This comparison clarifies why pix2pix is adopted as the baseline under unified inputs: it supports strict cross-target comparability, provides reliable structural reconstruction, ensures reproducible convergence behaviour, and minimises confounding factors related to unpaired learning or multi-task interference. In this way, the methodological positioning helps to contextualise the empirical findings and delineate future directions for hybrid or physics-informed extensions.
5.2. Predictability Hierarchy and Practical Implications
The four targets exhibit a stable ranking in predictability and efficiency: SolarH ≈ Rad > UTCI > Wind. This ordering holds consistently across four dimensions: pixel accuracy, structural consistency, cross-task synergy, and training efficiency. Texture variance explains errors better than edge density, cross-task synergy follows a “Cold > Hot” pattern, and Wind is clearly decoupled from the other targets.
These differences arise from the physical properties and statistical characteristics of the fields. SolarH and Rad are dominated by large-scale continuous gradients and stable occlusion bands, leading to a higher texture learnability, faster convergence, and more stable structures. UTCI involves multi-factor coupling; while still continuous, its boundaries tend to be over-smoothed. Wind is driven by turbulence and local extremes, is highly nonstationary, and is more sensitive to adversarial training, yielding mottled errors and unstable structures.
Under unified conditions, this study fills the gap in cross-performance comparison and structural/synergy evaluation. Beyond prior GAN-based fast approximations for wind or radiation, UTCI, Rad, SolarH, and Wind are evaluated in parallel under the same inputs and protocol, extending assessment from the pixel level to structural and synergistic levels and providing verifiable evidence on reliability differences and applicability bounds. Methodologically and practically, this study contributes a reusable pixel–structure–synergy–learnability baseline and clear guidance: the toolkit can serve as a general workflow for “learning to replace simulation”. At the design scheme stage, SolarH/Rad GAN surrogates are more robust, whereas Wind should be paired with physics consistency constraints or hybrid paradigms (e.g., GAN + CFD/PINN) to enhance boundary and detail credibility. Cross-task synergy/conflict maps and consensus counts can directly support multi-objective trade-offs and sensitivity analysis by indicating where multiple targets agree or conflict in space.

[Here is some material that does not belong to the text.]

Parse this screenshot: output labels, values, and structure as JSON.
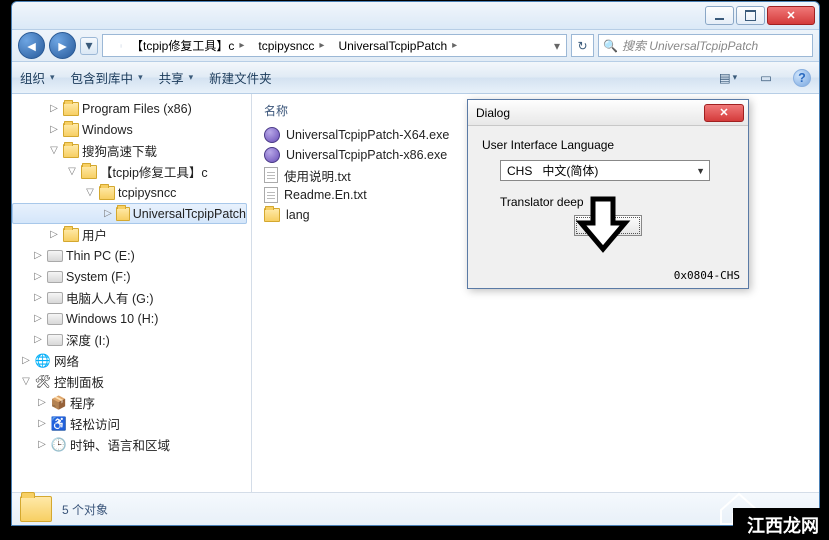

5.3. Limitations and Future Work
The dataset currently covers a single city and climate, and therefore merits cross-city and cross-climate validation to examine whether the observed hierarchy (SolarH ≈ Rad > UTCI > Wind) holds under different wind regimes, urban morphologies and radiative contexts, especially in maritime, tropical, and high-latitude climates where these quantities may differ substantially from the Xi’an setting.

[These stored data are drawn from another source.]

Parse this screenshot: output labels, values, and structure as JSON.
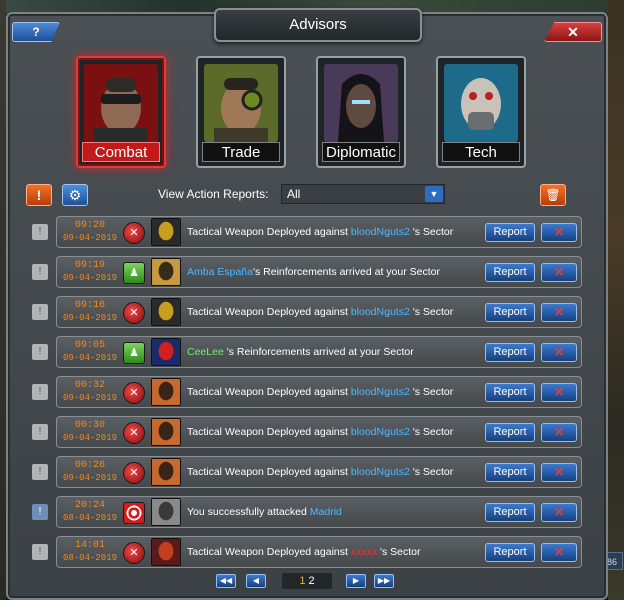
{
  "window": {
    "title": "Advisors",
    "help_label": "?",
    "close_label": "✕"
  },
  "advisors": [
    {
      "label": "Combat",
      "active": true
    },
    {
      "label": "Trade",
      "active": false
    },
    {
      "label": "Diplomatic",
      "active": false
    },
    {
      "label": "Tech",
      "active": false
    }
  ],
  "toolbar": {
    "alert_label": "!",
    "settings_icon": "gear-icon",
    "filter_label": "View Action Reports:",
    "filter_value": "All",
    "trash_icon": "trash-icon"
  },
  "reports": [
    {
      "time": "09:20",
      "date": "09-04-2019",
      "type": "weapon",
      "pre": "Tactical Weapon Deployed against ",
      "name": "bloodNguts2",
      "name_color": "blue",
      "post": " 's Sector",
      "unread": false
    },
    {
      "time": "09:19",
      "date": "09-04-2019",
      "type": "reinf",
      "pre": "",
      "name": "Amba España",
      "name_color": "blue",
      "post": "'s Reinforcements arrived at your Sector",
      "unread": false
    },
    {
      "time": "09:16",
      "date": "09-04-2019",
      "type": "weapon",
      "pre": "Tactical Weapon Deployed against ",
      "name": "bloodNguts2",
      "name_color": "blue",
      "post": " 's Sector",
      "unread": false
    },
    {
      "time": "09:05",
      "date": "09-04-2019",
      "type": "reinf",
      "pre": "",
      "name": "CeeLee",
      "name_color": "green",
      "post": " 's Reinforcements arrived at your Sector",
      "unread": false
    },
    {
      "time": "00:32",
      "date": "09-04-2019",
      "type": "weapon",
      "pre": "Tactical Weapon Deployed against ",
      "name": "bloodNguts2",
      "name_color": "blue",
      "post": " 's Sector",
      "unread": false
    },
    {
      "time": "00:30",
      "date": "09-04-2019",
      "type": "weapon",
      "pre": "Tactical Weapon Deployed against ",
      "name": "bloodNguts2",
      "name_color": "blue",
      "post": " 's Sector",
      "unread": false
    },
    {
      "time": "00:26",
      "date": "09-04-2019",
      "type": "weapon",
      "pre": "Tactical Weapon Deployed against ",
      "name": "bloodNguts2",
      "name_color": "blue",
      "post": " 's Sector",
      "unread": false
    },
    {
      "time": "20:24",
      "date": "08-04-2019",
      "type": "attack",
      "pre": "You successfully attacked ",
      "name": "Madrid",
      "name_color": "blue",
      "post": "",
      "unread": true
    },
    {
      "time": "14:01",
      "date": "08-04-2019",
      "type": "weapon",
      "pre": "Tactical Weapon Deployed against ",
      "name": "xxxxx",
      "name_color": "red",
      "post": " 's Sector",
      "unread": false
    }
  ],
  "report_button_label": "Report",
  "delete_button_label": "✕",
  "row_check_label": "!",
  "pagination": {
    "current": "1",
    "other": "2"
  },
  "side_badge": "86"
}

The labels depend entirely on numerical simulations (Ladybug Tools for UTCI, Rad, and SolarH and simplified steady-state CFD for Wind). These fields are internally consistent under unified EPW-driven boundary conditions, but they cannot fully replace the experimental validation of real urban microclimates. In future work, they should be complemented by field or wind-tunnel measurements—for example, drone-based campaigns and fixed-sensor networks—to better characterise label noise and absolute accuracy, especially for the wind field. For the Wind target in particular, the use of simplified steady-state CFD with coarse turbulence modelling is expected to introduce additional label noise and the smoothing of fine-scale structures, which may partly explain the lower apparent learnability and weaker structural performance observed for this task.

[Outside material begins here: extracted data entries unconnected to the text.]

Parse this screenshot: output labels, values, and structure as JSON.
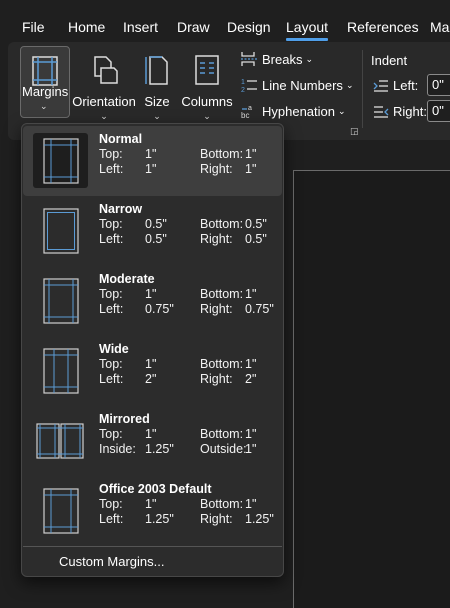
{
  "menu": {
    "tabs": [
      {
        "label": "File"
      },
      {
        "label": "Home"
      },
      {
        "label": "Insert"
      },
      {
        "label": "Draw"
      },
      {
        "label": "Design"
      },
      {
        "label": "Layout"
      },
      {
        "label": "References"
      },
      {
        "label": "Ma"
      }
    ],
    "active_tab": "Layout"
  },
  "ribbon": {
    "margins": {
      "label": "Margins",
      "icon": "margins-icon"
    },
    "orientation": {
      "label": "Orientation",
      "icon": "orientation-icon"
    },
    "size": {
      "label": "Size",
      "icon": "size-icon"
    },
    "columns": {
      "label": "Columns",
      "icon": "columns-icon"
    },
    "breaks": {
      "label": "Breaks",
      "icon": "breaks-icon"
    },
    "line_numbers": {
      "label": "Line Numbers",
      "icon": "line-numbers-icon"
    },
    "hyphenation": {
      "label": "Hyphenation",
      "icon": "hyphenation-icon"
    },
    "indent": {
      "title": "Indent",
      "left_label": "Left:",
      "left_value": "0\"",
      "right_label": "Right:",
      "right_value": "0\""
    }
  },
  "margin_presets": [
    {
      "name": "Normal",
      "top_label": "Top:",
      "top": "1\"",
      "bottom_label": "Bottom:",
      "bottom": "1\"",
      "left_label": "Left:",
      "left": "1\"",
      "right_label": "Right:",
      "right": "1\"",
      "selected": true
    },
    {
      "name": "Narrow",
      "top_label": "Top:",
      "top": "0.5\"",
      "bottom_label": "Bottom:",
      "bottom": "0.5\"",
      "left_label": "Left:",
      "left": "0.5\"",
      "right_label": "Right:",
      "right": "0.5\""
    },
    {
      "name": "Moderate",
      "top_label": "Top:",
      "top": "1\"",
      "bottom_label": "Bottom:",
      "bottom": "1\"",
      "left_label": "Left:",
      "left": "0.75\"",
      "right_label": "Right:",
      "right": "0.75\""
    },
    {
      "name": "Wide",
      "top_label": "Top:",
      "top": "1\"",
      "bottom_label": "Bottom:",
      "bottom": "1\"",
      "left_label": "Left:",
      "left": "2\"",
      "right_label": "Right:",
      "right": "2\""
    },
    {
      "name": "Mirrored",
      "top_label": "Top:",
      "top": "1\"",
      "bottom_label": "Bottom:",
      "bottom": "1\"",
      "left_label": "Inside:",
      "left": "1.25\"",
      "right_label": "Outside:",
      "right": "1\""
    },
    {
      "name": "Office 2003 Default",
      "top_label": "Top:",
      "top": "1\"",
      "bottom_label": "Bottom:",
      "bottom": "1\"",
      "left_label": "Left:",
      "left": "1.25\"",
      "right_label": "Right:",
      "right": "1.25\""
    }
  ],
  "custom_margins": {
    "label": "Custom Margins..."
  },
  "colors": {
    "accent": "#4f9ee8",
    "guide": "#5b9bd5"
  }
}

In terms of modelling paradigms, the present study focuses on single-task pix2pix surrogates. This invites extensions to multi-task and multi-scale or attention-based architectures, as well as hybrid or physics-informed models (e.g., GANs combined with CFD or PINNs), with explicit uncertainty reporting at both pixel and region levels. Such developments would help quantify prediction confidence, particularly in critical hotspots and ventilation corridors, and are further elaborated in the technical roadmap outlined in Section 5.4. In addition, uncertainty is currently characterised only through dispersion across the held-out test set (median and 5th–95th percentile ranges); systematic estimates of run-to-run variance under repeated training with different random initialisations are not yet included and will be incorporated in future work to provide more complete uncertainty quantification for key performance metrics. Overall, under unified conditions, this work provides systematic evidence and clear bounds for multi-target GAN prediction, offering an actionable path for engineering deployment and methodological expansion.
5.4. Technical Roadmap for Improving Wind Target Surrogates
The Wind field is the most challenging target in terms of accuracy, structural consistency, and convergence stability. Building on the above limitations, a technical roadmap can be outlined along three complementary axes: enriched inputs, tailored architectures, and embedded physics.
First, additional input variables can be incorporated to reduce ambiguity when inferring wind from morphology. Beyond the single-channel footprint mask used in this study, future datasets could include directional roughness or frontal-area indices, surface roughness length, land-use type, and simple turbulence indicators (e.g., coarse recirculation or shear masks). Such descriptors would help distinguish geometries with similar footprints but different aerodynamic behaviour and thus improve generalisation to unseen urban patterns.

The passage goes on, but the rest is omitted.